What is the meaning of life?

We all know the meanings of the expressions ´life´ and ‘human life´ because we are good examples of both. We may not know how it originated and how it works, but we do know that human life is the biological wonder we go through: you feel yours, I feel mine. As different as our experiences certainly are, you and I have the same idea of the ‘meaning’ of ‘being alive’. Is that the meaning of life?

If we take the word to a more abstract level – what is the meaning of my life – the matter becomes complicated, and by a lot. Every human – our remote ancestors, you and I – has always been wondering about ever since when we acquired consciousness and decided to sit down to mull over the much more difficult question: Why are we here?

In the search for answers, thinkers have proposed many conjectures arising from the stubborn logic that we often apply. In contrast, animals and plants, which do not reason, just live their life. Whether they are enjoying or suffering the experience, we have not heard their comments as yet.

Biologist Richard Dawkins argues that there is no difference: The purpose of life of any alive being – plant, insect, vertebrate or person – is to empower the body as a survival machine of the DNA molecular chains in their never-ending multiplication process. Expressed with less erudition, we are here to ensure the permanence of species. There is no difference between the objective of our life and that of monarch butterflies, blue whales or the palms of Cartago (Colombia); crudely spoken, human life has no particular purpose or meaning.

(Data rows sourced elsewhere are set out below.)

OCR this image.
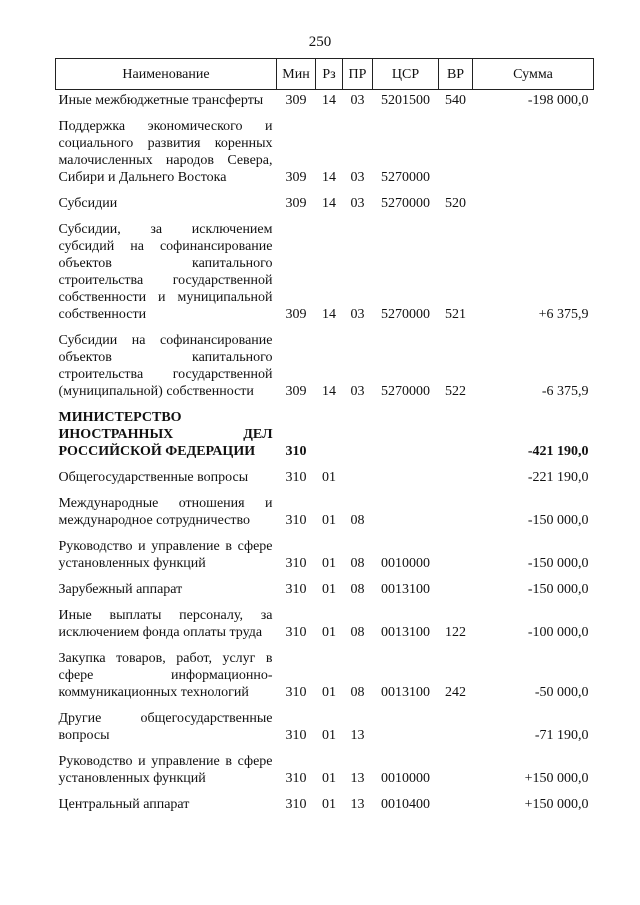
250
Наименование	Мин	Рз	ПР	ЦСР	ВР	Сумма
Иные межбюджетные трансферты	309	14	03	5201500	540	-198 000,0
Поддержка экономического и социального развития коренных малочисленных народов Севера, Сибири и Дальнего Востока	309	14	03	5270000		
Субсидии	309	14	03	5270000	520	
Субсидии, за исключением субсидий на софинансирование объектов капитального строительства государственной собственности и муниципальной собственности	309	14	03	5270000	521	+6 375,9
Субсидии на софинансирование объектов капитального строительства государственной (муниципальной) собственности	309	14	03	5270000	522	-6 375,9
МИНИСТЕРСТВО ИНОСТРАННЫХ ДЕЛ РОССИЙСКОЙ ФЕДЕРАЦИИ	310					-421 190,0
Общегосударственные вопросы	310	01				-221 190,0
Международные отношения и международное сотрудничество	310	01	08			-150 000,0
Руководство и управление в сфере установленных функций	310	01	08	0010000		-150 000,0
Зарубежный аппарат	310	01	08	0013100		-150 000,0
Иные выплаты персоналу, за исключением фонда оплаты труда	310	01	08	0013100	122	-100 000,0
Закупка товаров, работ, услуг в сфере информационно-коммуникационных технологий	310	01	08	0013100	242	-50 000,0
Другие общегосударственные вопросы	310	01	13			-71 190,0
Руководство и управление в сфере установленных функций	310	01	13	0010000		+150 000,0
Центральный аппарат	310	01	13	0010400		+150 000,0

Are there other less frustrating interpretations? Leaving aside the religious approaches, the meaning of ‘my’ existence cannot arise from rational analysis or the known laws of the universe. If there was any theory that was different from the skeptical interpretation of the English biologist, philosophers would have postulated it by now or, alternatively, scientists would have already discovered it.

The direction of ‘my’ life is not revealed with EEG or scanners, nor comes from assessments of ‘out there’ opportunities versus my ‘in here’ skills. Nor do personality tests help and there are no predefined destinations in astral charts or karmas to check with spiritual teachers. For my earthly journey there are no instructions pointing the route to follow. “There is no road, lonely wanderer, the road is made as you march”, beautifully said Spanish poet Antonio Machado.

The map of our route comes about spontaneously, from moment to moment, in the silence of the mind, while we remain aware of life as it unfolds. When it is not so, among our conjectures and our mental noises, we are invaded by all the conditionings (the mental formations that the Buddha defines) – cravings and addictions, aversions and phobias, uncompromising affiliations and discriminations – which have been planted in our head by our culture and, worse still, that have been hard coded in us by media and advertising. The ‘meaning of life’ resulting from such flaming cocktail revolves around permanently hunting things (wealth, power, heavens, knowledge, accomplishments…) or endlessly evading their opposites (poverty, powerlessness, hells, ignorance, failures…)

How do we stop mental formations? How do we silence our mind? Observing its motions… Earnestly, attentively, impartially, as the Buddha teaches. When we ask a restless mind about its noises, it becomes silent. (What are you thinking? Nothing…) Then we may become aware of the breath, body, sensations… This, so easy and so cumbersome, is mindfulness, which, with the continued practice of meditation, we can make it become a habit, a way of living.

The creativity of great novelists seems to allow them to jump over ordinary logic because, when they get into the ‘head’ of their imaginary characters, perhaps they silence their own mental formations, thus being able to recognize truths that our conditioned minds commonly overlook. Defines American novelist Henry Miller: ” The aim of life is to live, and to live means to be aware, joyously, drunkenly, serenely, divinely aware.”

When this crude lustful writer typed such a mystic sentence (Tropic of Capricorn – 1939), mindfulness meditation, the wonderful tool to strengthen our faculty of awareness that is so popular now, was unknown in the West. Then concludes this columnist: If in a statement about the most complex subject of our existence, the masterful Buddha and the controversial Henry Miller, two figures that could not be more diverging, suggest a similar approach, well… Around that common ground must walk the meaning of life.